Of course, no one has figured out an iota of useful generalization, which is sad across the field.


Whether imitation works as expected depends on your mental model of what the person/thing you are imitating is doing, otherwise you won't actually be copying.

If you wrongly assume that the person is deriving an absolute steering angle from the image then you will fail.

If you correctly assume that the person is deriving a relative/correction steering angle from the image then you will succeed.


That is not the only problem however, because if it were self driving would be solved by 2018.

The problem is central to using ML tricks for anything: when you use maximum likelihood estimates for training anything, you get no guarantees for unlikely situations.
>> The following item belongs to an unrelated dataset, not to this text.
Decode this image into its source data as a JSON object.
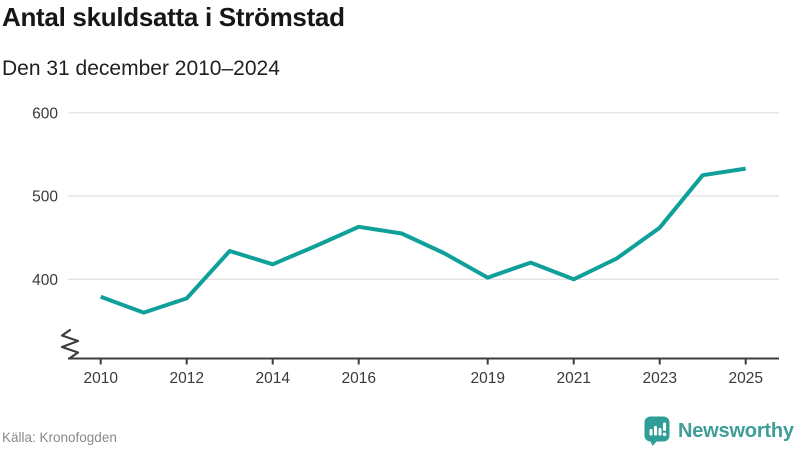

That’s why you get self driving cars dragging someone stuck beneath them or LLMs just straight up spewing fiction.


Well, yeah.

If you want to drive in a straight line, then some Kalman filtering would help.

If you don't want to kill too many people, then AGI would help.
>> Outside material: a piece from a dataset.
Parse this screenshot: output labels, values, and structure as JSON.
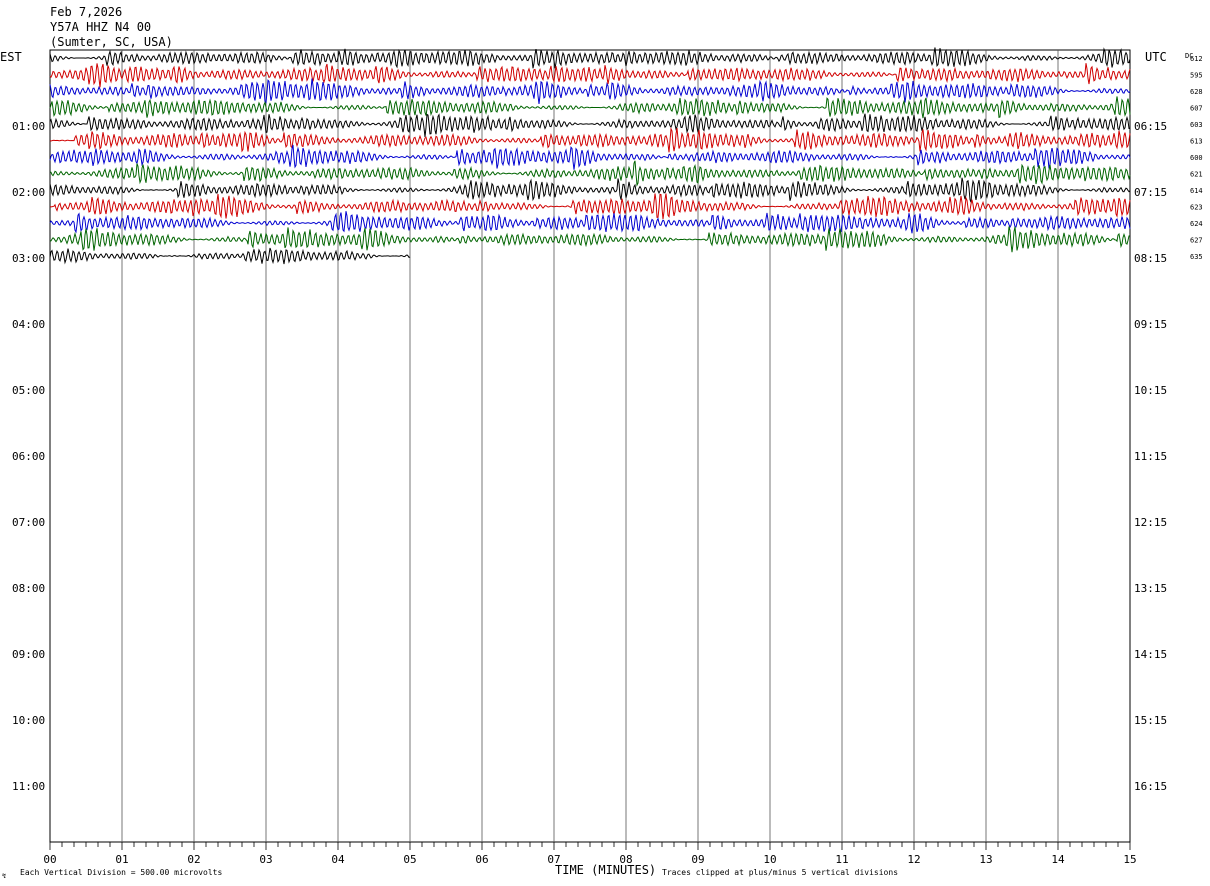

So how is it that tree-search algorithms like AlphaZero or MuZero don't drift ? I understand that the searching part allows to reduce the epsilon errors, but with tree search of bounded depth, drifting should still occur right ?


One primary difference is between a discrete (think chess/go moves) and a continuous (think steering wheel input) control space. Even theoretically, the error in one is bounded linearly while the other can have an exponential error with respect to control horizon.


Is that the important difference? The article is talking about sensor error if I read that right, so there's not much opportunity for that in a game environment. It's not like one needs sensors to know the state of a board game, or even an atari game. The world is really its own _perfect_ model.

That's basically why all the RL approaches for game playing don't work nearly as well in the real world: because in the real world policy is a function of state, action, error.


Looking at the lane problem, wouldn‘t an adjusted, less ambiguous road marking solve some of the self driving car issues?


I’ve been having this hunch lately that using LVMs (GPT-4V, LLaVa, etc) could be a solution to error correcting, assuming the LVM has a sufficiently good enough world model


I thought he had left comma ai, but the tone of the article is not of reminiscence but of what is currently at hand.